# Convert old emergency light to LED lightining.



## kool (Mar 6, 2012)

Guys,
I've 5 year old emergency light which has no use because of inverter in home, So its useless for me now, but twice a year i visit my village where very less power supply. *I want to convert this emergency light to LED lightning or for mobile  charging.*

Can i get tutorial?  

*www.bihartimes.in/giftshopee/happliances/EA-5.jpg


----------



## koolent (Mar 6, 2012)

*Re: ►► Convert old emergency light to LED lightining.*

Get a suitable adapter (for the tubes) and Stick those two tubes somewhere in your cabinet and make a Glowing cabinet and for other things please tell the *VOLTAGE OF THOSE TUBES*


----------



## kool (Mar 6, 2012)

*Re: ►► Convert old emergency light to LED lightining.*



koolent said:


> Get a suitable adapter (for the tubes) and Stick those two tubes somewhere in your cabinet and make a Glowing cabinet and for other things please tell the *VOLTAGE OF THOSE TUBES*



dont knw bro, i'll n tell.

But i want to utilize my emergency light for LED lighting.


----------



## koolent (Mar 6, 2012)

*Re: ►► Convert old emergency light to LED lightining.*

See, if we take a look at Power It is always DC from a battery..
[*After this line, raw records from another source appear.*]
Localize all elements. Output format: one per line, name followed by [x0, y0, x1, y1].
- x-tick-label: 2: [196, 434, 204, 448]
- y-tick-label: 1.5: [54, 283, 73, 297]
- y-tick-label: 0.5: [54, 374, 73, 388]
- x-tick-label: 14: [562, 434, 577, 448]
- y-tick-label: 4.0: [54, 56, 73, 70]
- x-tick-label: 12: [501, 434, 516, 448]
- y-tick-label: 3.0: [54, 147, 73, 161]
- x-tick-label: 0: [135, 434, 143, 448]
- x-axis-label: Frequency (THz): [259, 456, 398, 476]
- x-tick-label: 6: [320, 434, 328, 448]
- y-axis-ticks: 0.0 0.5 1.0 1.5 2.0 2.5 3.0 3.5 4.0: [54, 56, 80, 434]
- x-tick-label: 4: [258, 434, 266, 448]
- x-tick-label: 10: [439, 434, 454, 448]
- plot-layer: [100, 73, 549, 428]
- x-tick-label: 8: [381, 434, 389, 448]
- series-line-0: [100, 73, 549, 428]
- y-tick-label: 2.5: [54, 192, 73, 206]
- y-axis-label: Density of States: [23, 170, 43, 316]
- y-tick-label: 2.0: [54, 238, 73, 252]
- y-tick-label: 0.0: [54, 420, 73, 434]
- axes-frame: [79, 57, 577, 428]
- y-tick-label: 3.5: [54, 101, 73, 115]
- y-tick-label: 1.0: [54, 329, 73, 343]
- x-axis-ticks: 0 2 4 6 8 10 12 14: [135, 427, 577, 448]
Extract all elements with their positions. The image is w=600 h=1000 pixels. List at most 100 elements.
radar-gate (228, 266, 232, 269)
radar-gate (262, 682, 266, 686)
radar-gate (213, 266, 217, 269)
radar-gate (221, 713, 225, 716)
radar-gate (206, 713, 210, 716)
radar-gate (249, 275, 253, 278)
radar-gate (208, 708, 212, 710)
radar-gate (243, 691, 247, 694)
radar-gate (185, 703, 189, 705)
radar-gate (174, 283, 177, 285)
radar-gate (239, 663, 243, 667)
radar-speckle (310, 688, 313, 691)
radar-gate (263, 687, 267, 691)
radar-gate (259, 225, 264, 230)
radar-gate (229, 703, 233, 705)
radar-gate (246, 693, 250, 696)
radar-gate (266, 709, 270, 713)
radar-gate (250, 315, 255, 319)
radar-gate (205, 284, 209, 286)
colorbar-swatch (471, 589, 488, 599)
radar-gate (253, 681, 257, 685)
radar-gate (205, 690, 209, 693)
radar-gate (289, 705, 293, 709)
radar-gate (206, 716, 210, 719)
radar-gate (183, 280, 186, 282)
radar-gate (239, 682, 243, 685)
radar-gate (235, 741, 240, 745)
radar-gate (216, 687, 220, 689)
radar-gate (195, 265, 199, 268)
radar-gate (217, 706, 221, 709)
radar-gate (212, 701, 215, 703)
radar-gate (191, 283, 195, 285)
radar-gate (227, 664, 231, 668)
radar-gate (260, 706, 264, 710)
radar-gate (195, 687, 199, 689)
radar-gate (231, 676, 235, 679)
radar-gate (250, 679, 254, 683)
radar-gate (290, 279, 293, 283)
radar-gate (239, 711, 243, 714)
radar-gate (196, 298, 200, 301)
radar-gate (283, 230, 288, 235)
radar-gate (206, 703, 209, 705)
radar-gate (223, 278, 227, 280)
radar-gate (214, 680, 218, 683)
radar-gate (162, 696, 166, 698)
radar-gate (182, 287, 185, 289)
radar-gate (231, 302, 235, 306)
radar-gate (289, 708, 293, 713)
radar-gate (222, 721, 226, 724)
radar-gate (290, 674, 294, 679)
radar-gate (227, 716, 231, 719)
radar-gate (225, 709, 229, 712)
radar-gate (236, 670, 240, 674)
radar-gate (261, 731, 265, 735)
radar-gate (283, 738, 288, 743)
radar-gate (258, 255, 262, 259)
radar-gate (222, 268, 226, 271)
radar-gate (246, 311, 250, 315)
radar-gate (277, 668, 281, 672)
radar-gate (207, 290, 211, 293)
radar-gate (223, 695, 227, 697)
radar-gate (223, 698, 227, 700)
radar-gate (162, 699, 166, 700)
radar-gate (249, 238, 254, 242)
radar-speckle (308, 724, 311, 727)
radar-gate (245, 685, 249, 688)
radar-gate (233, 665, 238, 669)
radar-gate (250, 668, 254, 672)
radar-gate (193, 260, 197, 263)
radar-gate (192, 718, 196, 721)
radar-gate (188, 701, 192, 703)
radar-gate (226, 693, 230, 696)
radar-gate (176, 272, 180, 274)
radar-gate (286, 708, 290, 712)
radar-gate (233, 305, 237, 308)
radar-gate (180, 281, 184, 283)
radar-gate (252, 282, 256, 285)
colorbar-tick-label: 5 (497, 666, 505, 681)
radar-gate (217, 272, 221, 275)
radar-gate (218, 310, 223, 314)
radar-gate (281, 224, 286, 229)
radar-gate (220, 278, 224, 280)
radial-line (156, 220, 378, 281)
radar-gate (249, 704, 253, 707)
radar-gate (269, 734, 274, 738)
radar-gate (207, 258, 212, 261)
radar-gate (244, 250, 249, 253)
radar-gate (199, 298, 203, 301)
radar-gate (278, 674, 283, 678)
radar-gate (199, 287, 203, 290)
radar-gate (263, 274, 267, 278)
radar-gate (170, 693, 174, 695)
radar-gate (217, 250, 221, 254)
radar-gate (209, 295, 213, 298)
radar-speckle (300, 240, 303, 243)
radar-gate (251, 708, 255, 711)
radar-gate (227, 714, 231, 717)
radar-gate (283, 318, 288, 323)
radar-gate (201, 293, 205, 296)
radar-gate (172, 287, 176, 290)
If we get to know the voltage of the Tubes you were using (Must be written somewhere on them), we can easily determine the voltage of output of your battery, Then we can connect A number of LED s to your battery or to the place where your tubes were fixed to make up the voltage..

Ex: If its a 12V battery, we can attach 6 2V LED s to it and they all will glow at their full potential..


----------



## kool (Mar 7, 2012)

*Re: ►► Convert old emergency light to LED lightining.*

I think it must be 6v


----------



## koolent (Mar 7, 2012)

*Re: ►► Convert old emergency light to LED lightining.*

Attach 3 2V LED s to each of them then and form a neat setup..


----------



## koolent (Mar 10, 2012)

*Re: ►► Convert old emergency light to LED lightining.*

OP is not responding to this threads MODS Please close this thread or do the needful..


----------



## mastercool8695 (Apr 6, 2012)

*Re: ►► Convert old emergency light to LED lightining.*

whats OP??
and should we connect them in series or parallel ??
please elaborate..


----------



## pramudit (Apr 6, 2012)

*Re: ►► Convert old emergency light to LED lightining.*

in series...
in series voltage for each led will be 6/n where 6 is battery voltage and n is number of led...
in parallel each led will have 6v potential difference or voltage....


----------



## mastercool8695 (Apr 9, 2012)

*Re: ►► Convert old emergency light to LED lightining.*

thanks...


----------



## bhvm (May 28, 2014)

I've done that and I'm willing to help.let me know if you're still intersted. I have the same orpat lantern.


----------



## TechnoBOY (May 18, 2015)

*Re: ►► Convert old emergency light to LED lightining.*



mastercool8695 said:


> whats OP??
> and should we connect them in series or parallel ??
> please elaborate..


Original poster


----------



## icebags (May 18, 2015)

last two posts are some epic necros. we hope op sorted it out already.


----------



## mastercool8695 (May 22, 2015)

icebags said:


> last two posts are some epic necros. we hope op sorted it out already.



what are necros ?
haha. a reply after 1 year.


----------



## icebags (May 23, 2015)

mastercool8695 said:


> what are necros ?


its this :

Necro



Spoiler



practically means bringing back a thread from dead.


----------